NeurIPS 2019
Sun Dec 8th through Sat the 14th, 2019 at Vancouver Convention Center
Paper ID:5661
Title:Deep Gamblers: Learning to Abstain with Portfolio Theory

Reviewer 1


		
The approach presented in this paper is interesting and it seems that the portfolio selection approach naturally fits into the selective classification network. The paper is well motivated, well-written, clear, and self-contained. The reason I chose this score (marginally below the accept threshold) is because of the following two reasons: 1.The approach you suggested (adding a new class) is very similar to the selectivenet approach, and as we can observe in the experimental part, your approach leads only to marginal improvement. 2. Your approach is indeed simpler than selective net. However, the table on page 2 is a bit misleading. The gain of selective net, as explained in their paper, is due of the fact that for a given coverage the net needs to be retrained. Summarizing the above, the contribution over the SOTA (selectivenet) is marginal.

Reviewer 2


		
This paper tackles an important problem; methods aiming to improve the models' ability to express uncertainty are of high importance to the field. The proposed method is simple, flexible and seemingly novel. The method does not cover/evaluate the regression problems which might limit its impact scope. Even though the obtained results are not outperforming the state-of-the-art, this line of research on incorporating the portfolio theory to the confidence estimation is interesting and can inspire future studies.

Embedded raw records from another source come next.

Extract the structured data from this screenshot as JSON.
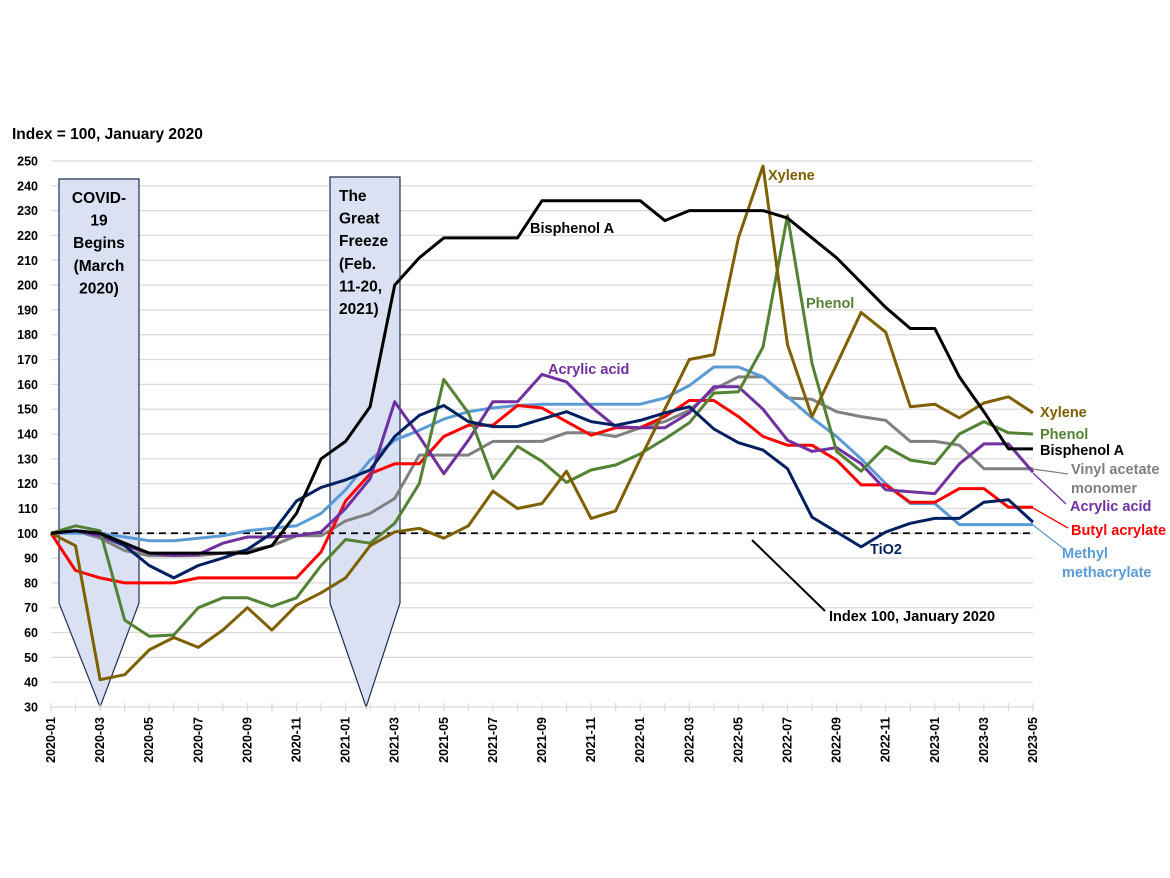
{
  "chart_data": {
    "type": "line",
    "title": "Index = 100, January 2020",
    "xlabel": "",
    "ylabel": "",
    "ylim": [
      30,
      250
    ],
    "yticks": [
      30,
      40,
      50,
      60,
      70,
      80,
      90,
      100,
      110,
      120,
      130,
      140,
      150,
      160,
      170,
      180,
      190,
      200,
      210,
      220,
      230,
      240,
      250
    ],
    "grid": true,
    "x": [
      "2020-01",
      "2020-02",
      "2020-03",
      "2020-04",
      "2020-05",
      "2020-06",
      "2020-07",
      "2020-08",
      "2020-09",
      "2020-10",
      "2020-11",
      "2020-12",
      "2021-01",
      "2021-02",
      "2021-03",
      "2021-04",
      "2021-05",
      "2021-06",
      "2021-07",
      "2021-08",
      "2021-09",
      "2021-10",
      "2021-11",
      "2021-12",
      "2022-01",
      "2022-02",
      "2022-03",
      "2022-04",
      "2022-05",
      "2022-06",
      "2022-07",
      "2022-08",
      "2022-09",
      "2022-10",
      "2022-11",
      "2022-12",
      "2023-01",
      "2023-02",
      "2023-03",
      "2023-04",
      "2023-05"
    ],
    "xtick_labels": [
      "2020-01",
      "2020-03",
      "2020-05",
      "2020-07",
      "2020-09",
      "2020-11",
      "2021-01",
      "2021-03",
      "2021-05",
      "2021-07",
      "2021-09",
      "2021-11",
      "2022-01",
      "2022-03",
      "2022-05",
      "2022-07",
      "2022-09",
      "2022-11",
      "2023-01",
      "2023-03",
      "2023-05"
    ],
    "series": [
      {
        "name": "Vinyl acetate monomer",
        "color": "#808080",
        "values": [
          100,
          101,
          98,
          93,
          91,
          91,
          91,
          92,
          93,
          95,
          99,
          99,
          105,
          108,
          114,
          131.5,
          131.5,
          131.5,
          137,
          137,
          137,
          140.5,
          140.5,
          139,
          142.5,
          145,
          149.5,
          158,
          163,
          163,
          154.5,
          154,
          149,
          147,
          145.5,
          137,
          137,
          135.5,
          126,
          126,
          126
        ]
      },
      {
        "name": "Methyl methacrylate",
        "color": "#5B9BD5",
        "values": [
          100,
          100,
          100,
          98.5,
          97,
          97,
          98,
          99,
          101,
          102,
          103,
          108,
          117.5,
          129.5,
          137.5,
          141.5,
          146,
          149,
          150.5,
          151.5,
          152,
          152,
          152,
          152,
          152,
          154.5,
          159.5,
          167,
          167,
          163,
          155,
          146.5,
          139,
          130,
          120,
          112,
          112,
          103.5,
          103.5,
          103.5,
          103.5
        ]
      },
      {
        "name": "Butyl acrylate",
        "color": "#FF0000",
        "values": [
          100,
          85,
          82,
          80,
          80,
          80,
          82,
          82,
          82,
          82,
          82,
          92.5,
          113,
          124,
          128,
          128,
          139,
          143.5,
          143.5,
          151.5,
          150.5,
          145,
          139.5,
          142.5,
          142.5,
          147,
          153.5,
          153.5,
          147,
          139,
          135.5,
          135.5,
          129.5,
          119.5,
          119.5,
          112.5,
          112.5,
          118,
          118,
          110.5,
          110.5
        ]
      },
      {
        "name": "Acrylic acid",
        "color": "#7030A0",
        "values": [
          100,
          101,
          99,
          95,
          92,
          91,
          91.5,
          96,
          98.5,
          98.5,
          99,
          100.5,
          110,
          122,
          153,
          139,
          124,
          137.5,
          153,
          153,
          164,
          161,
          151,
          143,
          142.5,
          142.5,
          148.5,
          159,
          159,
          150,
          137.5,
          133,
          134.5,
          128,
          117.5,
          116.7,
          116,
          128,
          136,
          136,
          124.6
        ]
      },
      {
        "name": "Phenol",
        "color": "#548235",
        "values": [
          100,
          103,
          101,
          65,
          58.5,
          59,
          70,
          74,
          74,
          70.5,
          74,
          87,
          97.5,
          96,
          104,
          120,
          162,
          148.5,
          122,
          135,
          129,
          120.5,
          125.5,
          127.5,
          132,
          138,
          144.5,
          156.5,
          157,
          175,
          228,
          168.5,
          133,
          125,
          135,
          129.5,
          128,
          140,
          145,
          140.5,
          140
        ]
      },
      {
        "name": "Xylene",
        "color": "#7F6000",
        "values": [
          100,
          95,
          41,
          43,
          53,
          58,
          54,
          61,
          70,
          61,
          71,
          76,
          82,
          95,
          100.5,
          102,
          98,
          103,
          117,
          110,
          112,
          125,
          106,
          109,
          130,
          150,
          170,
          172,
          219,
          248,
          176,
          147,
          168,
          189,
          181,
          151,
          152,
          146.5,
          152.5,
          155,
          148.5
        ]
      },
      {
        "name": "TiO2",
        "color": "#002060",
        "values": [
          100,
          101,
          100,
          95,
          87,
          82,
          87,
          90,
          93.5,
          100,
          113,
          118.5,
          121.5,
          125.5,
          139,
          147.5,
          151.5,
          145,
          143,
          143,
          146,
          149,
          145,
          143.5,
          145.5,
          148.5,
          151,
          142,
          136.5,
          133.5,
          126,
          106.5,
          100.5,
          94.5,
          100.5,
          104,
          106,
          106,
          112.5,
          113.5,
          104.5
        ]
      },
      {
        "name": "Bisphenol A",
        "color": "#000000",
        "values": [
          100,
          101,
          100,
          96,
          92,
          92,
          92,
          92,
          92,
          95,
          108,
          130,
          137,
          151,
          200,
          211,
          219,
          219,
          219,
          219,
          234,
          234,
          234,
          234,
          234,
          226,
          230,
          230,
          230,
          230,
          227,
          219,
          211,
          201,
          191,
          182.5,
          182.5,
          163,
          149,
          134,
          134
        ]
      }
    ],
    "reference_line": {
      "value": 100,
      "style": "dashed",
      "label": "Index 100, January 2020"
    },
    "annotations": [
      {
        "name": "covid",
        "lines": [
          "COVID-",
          "19",
          "Begins",
          "(March",
          "2020)"
        ],
        "points_to": "2020-03",
        "fill": "#D9E1F2"
      },
      {
        "name": "freeze",
        "lines": [
          "The",
          "Great",
          "Freeze",
          "(Feb.",
          "11-20,",
          "2021)"
        ],
        "points_to": "2021-02",
        "fill": "#D9E1F2"
      }
    ],
    "end_labels": [
      "Xylene",
      "Phenol",
      "Bisphenol A",
      "Vinyl acetate",
      "monomer",
      "Acrylic acid",
      "Butyl acrylate",
      "Methyl",
      "methacrylate"
    ],
    "inline_labels": [
      "Bisphenol A",
      "Acrylic acid",
      "Xylene",
      "Phenol",
      "TiO2"
    ]
  }
}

The paper is sometimes difficult to follow and presentation quality of the paper and its clarity can be improved.

Reviewer 3


		
Originality: this is in my opinion a quite strong point of the paper, that nicely bridges two different theories and brings an interesting interpretation to rejection samples and their nature within the learning theory. Quality is good, even if some typos remain here and there (L114,L156,L200,L272) Clarity: the authors often speak of assessing the uncertainty associated to a sample, however what they provide is a scalar-evaluation allowing to assess an overall confidence we can attach to a given instance being properly classified (and then possibly rejecting it according to our policy). We remain far from a full assessment of the uncertainty as would give a calibrated probability distribution or a gradual conformal prediction (that would go from the null set to the totally empty one). It could be useful if authors were clearer about that from the start. Significance: from the paper, I had the feeling that theorems 1 and 2 are quite direct trasnposition of known results, while theorem 3 is kind of obvious (if every horse give me more than m times my money, then for sure a uniform bet on them will make me win without needing any saving, and if I cannot win more than one by betting on any of them, it is of course better to keep my money). So it could be argued that those main results are in fact expected. Would authors agree with that? This said, I think the bridges that are made are sufficient in significance by thmeselves.